I’ve lost count of how many times I’ve seen “Hispanic population rises quickly” as the front page headline in a newspaper. Each time, it is written as if it is some sort of astounding revelation that the average citizen would have never guessed. Each time, it is presented as a positive development. “The Columbian”, a local South Washington State paper, recently stated:
St. John is one of five Catholic churches in Vancouver, and the archdiocese 25 years ago tapped it to provide ministry to Hispanics, the fastest-growing minority group in Clark County.
“There’s been this boom,” Perez said.
Clark County grew about 23 percent over the past decade…
As population growth among Hispanics outpaces that of other minority groups, they have become targets of discrimination, said Rosalba Pitkin, a member of the Washington State Commission on Hispanic Affairs…
“Right now, the Latinos feel persecuted,” she said. “People assume all Latinos are undocumented.”…
“Vancouver benefits from having these wonderful, family-oriented people here,” Perez said. “Some, like in any community, are here for the wrong reasons. But as a whole, we benefit more than not.”
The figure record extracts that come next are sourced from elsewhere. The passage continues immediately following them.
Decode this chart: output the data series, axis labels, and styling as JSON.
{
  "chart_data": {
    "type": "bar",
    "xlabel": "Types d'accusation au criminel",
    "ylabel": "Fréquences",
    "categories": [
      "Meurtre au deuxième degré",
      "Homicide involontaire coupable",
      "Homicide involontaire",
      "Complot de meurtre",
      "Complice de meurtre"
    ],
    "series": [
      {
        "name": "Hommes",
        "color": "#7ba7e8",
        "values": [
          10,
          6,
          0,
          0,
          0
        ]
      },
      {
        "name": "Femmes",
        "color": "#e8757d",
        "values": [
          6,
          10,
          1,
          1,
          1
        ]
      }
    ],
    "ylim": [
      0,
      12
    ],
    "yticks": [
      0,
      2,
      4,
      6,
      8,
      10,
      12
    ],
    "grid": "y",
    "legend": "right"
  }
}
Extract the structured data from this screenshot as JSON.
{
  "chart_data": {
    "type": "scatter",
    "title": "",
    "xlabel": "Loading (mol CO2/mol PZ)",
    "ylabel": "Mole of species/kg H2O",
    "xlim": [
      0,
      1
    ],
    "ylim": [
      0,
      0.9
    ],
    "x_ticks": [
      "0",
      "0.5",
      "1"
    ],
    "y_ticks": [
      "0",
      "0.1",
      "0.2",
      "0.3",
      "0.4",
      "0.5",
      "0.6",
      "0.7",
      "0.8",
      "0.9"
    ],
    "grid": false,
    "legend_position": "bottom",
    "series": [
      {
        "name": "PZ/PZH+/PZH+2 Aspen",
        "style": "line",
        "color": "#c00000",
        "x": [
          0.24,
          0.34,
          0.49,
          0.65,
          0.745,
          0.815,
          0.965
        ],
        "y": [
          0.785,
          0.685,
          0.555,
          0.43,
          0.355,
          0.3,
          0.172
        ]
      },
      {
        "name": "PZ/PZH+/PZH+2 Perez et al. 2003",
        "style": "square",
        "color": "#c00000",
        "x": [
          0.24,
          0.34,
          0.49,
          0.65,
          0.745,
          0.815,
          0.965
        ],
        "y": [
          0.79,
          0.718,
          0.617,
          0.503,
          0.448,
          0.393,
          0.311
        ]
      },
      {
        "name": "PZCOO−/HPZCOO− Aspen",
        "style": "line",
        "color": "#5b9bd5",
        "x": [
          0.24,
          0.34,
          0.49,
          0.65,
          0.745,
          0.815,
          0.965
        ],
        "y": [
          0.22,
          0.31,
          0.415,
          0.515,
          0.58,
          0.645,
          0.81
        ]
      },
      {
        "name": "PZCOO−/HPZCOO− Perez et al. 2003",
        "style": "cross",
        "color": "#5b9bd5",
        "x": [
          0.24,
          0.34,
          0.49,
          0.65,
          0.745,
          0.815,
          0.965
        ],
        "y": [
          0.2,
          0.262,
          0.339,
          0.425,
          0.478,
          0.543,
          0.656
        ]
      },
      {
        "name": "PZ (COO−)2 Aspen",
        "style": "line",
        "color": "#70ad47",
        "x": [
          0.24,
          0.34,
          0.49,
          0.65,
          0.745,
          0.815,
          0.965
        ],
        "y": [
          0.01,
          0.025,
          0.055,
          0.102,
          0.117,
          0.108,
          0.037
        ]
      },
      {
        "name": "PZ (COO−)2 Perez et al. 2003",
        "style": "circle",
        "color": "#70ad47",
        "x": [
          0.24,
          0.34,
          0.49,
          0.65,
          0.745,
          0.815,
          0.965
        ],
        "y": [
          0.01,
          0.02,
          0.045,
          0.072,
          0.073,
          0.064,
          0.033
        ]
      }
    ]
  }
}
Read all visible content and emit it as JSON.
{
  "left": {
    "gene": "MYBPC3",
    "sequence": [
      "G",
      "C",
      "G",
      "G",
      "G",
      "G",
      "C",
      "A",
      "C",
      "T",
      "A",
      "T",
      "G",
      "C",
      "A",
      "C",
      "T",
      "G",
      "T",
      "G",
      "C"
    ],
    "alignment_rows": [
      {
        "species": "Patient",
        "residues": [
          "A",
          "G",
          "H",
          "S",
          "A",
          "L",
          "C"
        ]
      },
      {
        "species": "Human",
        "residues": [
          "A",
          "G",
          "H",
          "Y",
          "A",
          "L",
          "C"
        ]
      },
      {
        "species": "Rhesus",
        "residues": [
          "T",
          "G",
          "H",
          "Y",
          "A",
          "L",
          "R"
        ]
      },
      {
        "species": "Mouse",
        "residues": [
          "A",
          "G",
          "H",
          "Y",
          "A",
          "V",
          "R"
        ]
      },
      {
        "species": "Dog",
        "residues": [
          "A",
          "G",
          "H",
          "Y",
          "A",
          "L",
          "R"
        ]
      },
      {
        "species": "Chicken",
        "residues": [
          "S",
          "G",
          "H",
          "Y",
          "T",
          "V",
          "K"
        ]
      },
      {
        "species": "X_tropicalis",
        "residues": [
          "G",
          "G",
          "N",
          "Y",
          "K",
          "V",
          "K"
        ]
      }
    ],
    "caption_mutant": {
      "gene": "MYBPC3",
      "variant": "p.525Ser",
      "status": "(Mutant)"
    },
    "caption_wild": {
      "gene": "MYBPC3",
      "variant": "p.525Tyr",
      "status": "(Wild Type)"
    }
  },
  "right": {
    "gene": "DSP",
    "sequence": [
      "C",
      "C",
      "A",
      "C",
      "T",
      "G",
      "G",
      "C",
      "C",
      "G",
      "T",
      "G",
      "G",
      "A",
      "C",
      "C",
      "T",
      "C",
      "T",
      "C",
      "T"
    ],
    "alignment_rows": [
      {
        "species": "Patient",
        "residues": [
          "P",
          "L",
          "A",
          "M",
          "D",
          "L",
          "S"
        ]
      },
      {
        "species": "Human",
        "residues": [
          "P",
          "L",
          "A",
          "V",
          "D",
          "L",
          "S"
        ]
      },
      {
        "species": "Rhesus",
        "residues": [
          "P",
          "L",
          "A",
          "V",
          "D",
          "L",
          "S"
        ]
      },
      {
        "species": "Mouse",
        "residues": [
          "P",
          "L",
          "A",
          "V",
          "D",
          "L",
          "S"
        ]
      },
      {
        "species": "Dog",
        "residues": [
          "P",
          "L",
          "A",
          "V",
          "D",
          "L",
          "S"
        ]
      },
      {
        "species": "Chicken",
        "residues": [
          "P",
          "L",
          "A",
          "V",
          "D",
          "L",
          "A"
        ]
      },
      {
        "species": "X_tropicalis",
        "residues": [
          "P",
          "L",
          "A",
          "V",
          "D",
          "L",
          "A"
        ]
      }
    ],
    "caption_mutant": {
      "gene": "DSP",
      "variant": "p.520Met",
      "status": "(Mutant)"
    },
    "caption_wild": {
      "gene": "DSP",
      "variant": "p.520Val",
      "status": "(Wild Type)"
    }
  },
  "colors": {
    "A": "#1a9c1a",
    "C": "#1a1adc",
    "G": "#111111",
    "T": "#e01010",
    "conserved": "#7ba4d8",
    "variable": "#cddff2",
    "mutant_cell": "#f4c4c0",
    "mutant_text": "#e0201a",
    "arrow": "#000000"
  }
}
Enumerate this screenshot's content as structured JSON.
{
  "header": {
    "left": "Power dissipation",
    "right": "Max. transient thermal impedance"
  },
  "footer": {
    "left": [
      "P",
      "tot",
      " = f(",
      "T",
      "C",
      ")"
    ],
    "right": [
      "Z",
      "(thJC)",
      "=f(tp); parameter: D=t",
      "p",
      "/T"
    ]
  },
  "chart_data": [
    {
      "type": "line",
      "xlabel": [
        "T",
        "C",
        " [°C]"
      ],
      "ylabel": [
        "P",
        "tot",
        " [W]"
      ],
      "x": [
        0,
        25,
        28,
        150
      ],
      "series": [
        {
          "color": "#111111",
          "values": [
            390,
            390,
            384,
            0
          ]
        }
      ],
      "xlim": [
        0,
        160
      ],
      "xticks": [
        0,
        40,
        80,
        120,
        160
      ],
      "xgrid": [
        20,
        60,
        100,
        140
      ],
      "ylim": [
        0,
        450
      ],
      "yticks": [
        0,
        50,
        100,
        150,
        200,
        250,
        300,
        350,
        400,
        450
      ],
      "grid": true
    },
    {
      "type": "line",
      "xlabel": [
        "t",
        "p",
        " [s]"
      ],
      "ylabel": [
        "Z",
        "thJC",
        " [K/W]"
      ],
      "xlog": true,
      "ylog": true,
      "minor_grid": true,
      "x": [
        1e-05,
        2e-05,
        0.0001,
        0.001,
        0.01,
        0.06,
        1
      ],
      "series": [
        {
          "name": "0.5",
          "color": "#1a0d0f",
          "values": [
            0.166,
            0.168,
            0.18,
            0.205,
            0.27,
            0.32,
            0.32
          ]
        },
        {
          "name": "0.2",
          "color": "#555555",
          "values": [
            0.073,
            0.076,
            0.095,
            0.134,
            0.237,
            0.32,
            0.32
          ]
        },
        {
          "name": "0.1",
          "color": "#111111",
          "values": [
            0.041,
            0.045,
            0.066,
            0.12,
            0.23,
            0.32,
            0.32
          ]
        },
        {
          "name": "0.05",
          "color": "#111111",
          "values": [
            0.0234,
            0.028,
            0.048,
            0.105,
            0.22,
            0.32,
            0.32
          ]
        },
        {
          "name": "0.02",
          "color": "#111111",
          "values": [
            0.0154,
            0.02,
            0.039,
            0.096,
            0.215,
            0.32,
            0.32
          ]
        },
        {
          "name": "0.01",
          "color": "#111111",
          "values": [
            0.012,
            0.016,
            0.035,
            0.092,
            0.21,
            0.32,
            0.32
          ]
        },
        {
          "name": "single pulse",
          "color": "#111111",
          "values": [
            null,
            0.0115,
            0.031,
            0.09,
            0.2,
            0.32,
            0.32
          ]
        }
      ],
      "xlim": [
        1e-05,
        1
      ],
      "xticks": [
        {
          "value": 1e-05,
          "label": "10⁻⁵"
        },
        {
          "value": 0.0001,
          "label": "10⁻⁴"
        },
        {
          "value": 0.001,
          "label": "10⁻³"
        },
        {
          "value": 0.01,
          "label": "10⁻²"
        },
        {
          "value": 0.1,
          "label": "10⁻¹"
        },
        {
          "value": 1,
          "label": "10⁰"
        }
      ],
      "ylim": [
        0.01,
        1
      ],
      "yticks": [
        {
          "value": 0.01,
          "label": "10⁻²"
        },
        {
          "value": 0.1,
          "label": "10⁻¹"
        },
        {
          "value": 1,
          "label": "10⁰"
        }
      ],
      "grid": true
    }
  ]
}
Unless we’re talking about tumors, “growth” is usually a good thing. “Boom” is almost always a good thing. A “benefit” is always a good thing. I think we could benefit from some growth in the editorial section of The Columbian. It would boom if articles such as these were placed there, and not on the front page – where, supposedly, unbiased news is supposed to be reported.
Two underlying assumptions, in the article, fly in the face of typical mainstream opinions: 1) that only recently have Hispanics become “targets of discrimination” and 2) that population growth is a good thing. By presenting his own opinions as quotes of those he interviewed, writer Erin Middlewood (or his bosses) can deny that such articles, one-sided as they are, are editorials. This is a cheap, underhanded tactic; they choose, very carefully, who they quote in such pieces.
Even the decision-makers at The Columbian surely agree that there are at least two sides to the immigration debate. Surely they can see that rising crime, increasingly expensive infrastructure and environmental degradation are worthy to be considered as “the other side of the coin” in this matter – even ignoring the disturbing implication, by Middlewood, that Hispanics are better than other ethnicities and, therefore, worthy of replacing the current majority population.
It’s high time we had a real and honest debate about immigration. So far, it appears this is not allowed among “mainstream” newspapers. Perhaps this lack of openness is one reason readership has been declining in recent years.
I have submitted the above article, slightly modified, to The Columbian as a letter to the editor. I expect, at best, a cordial form letter notifying me that it was not accepted for publication.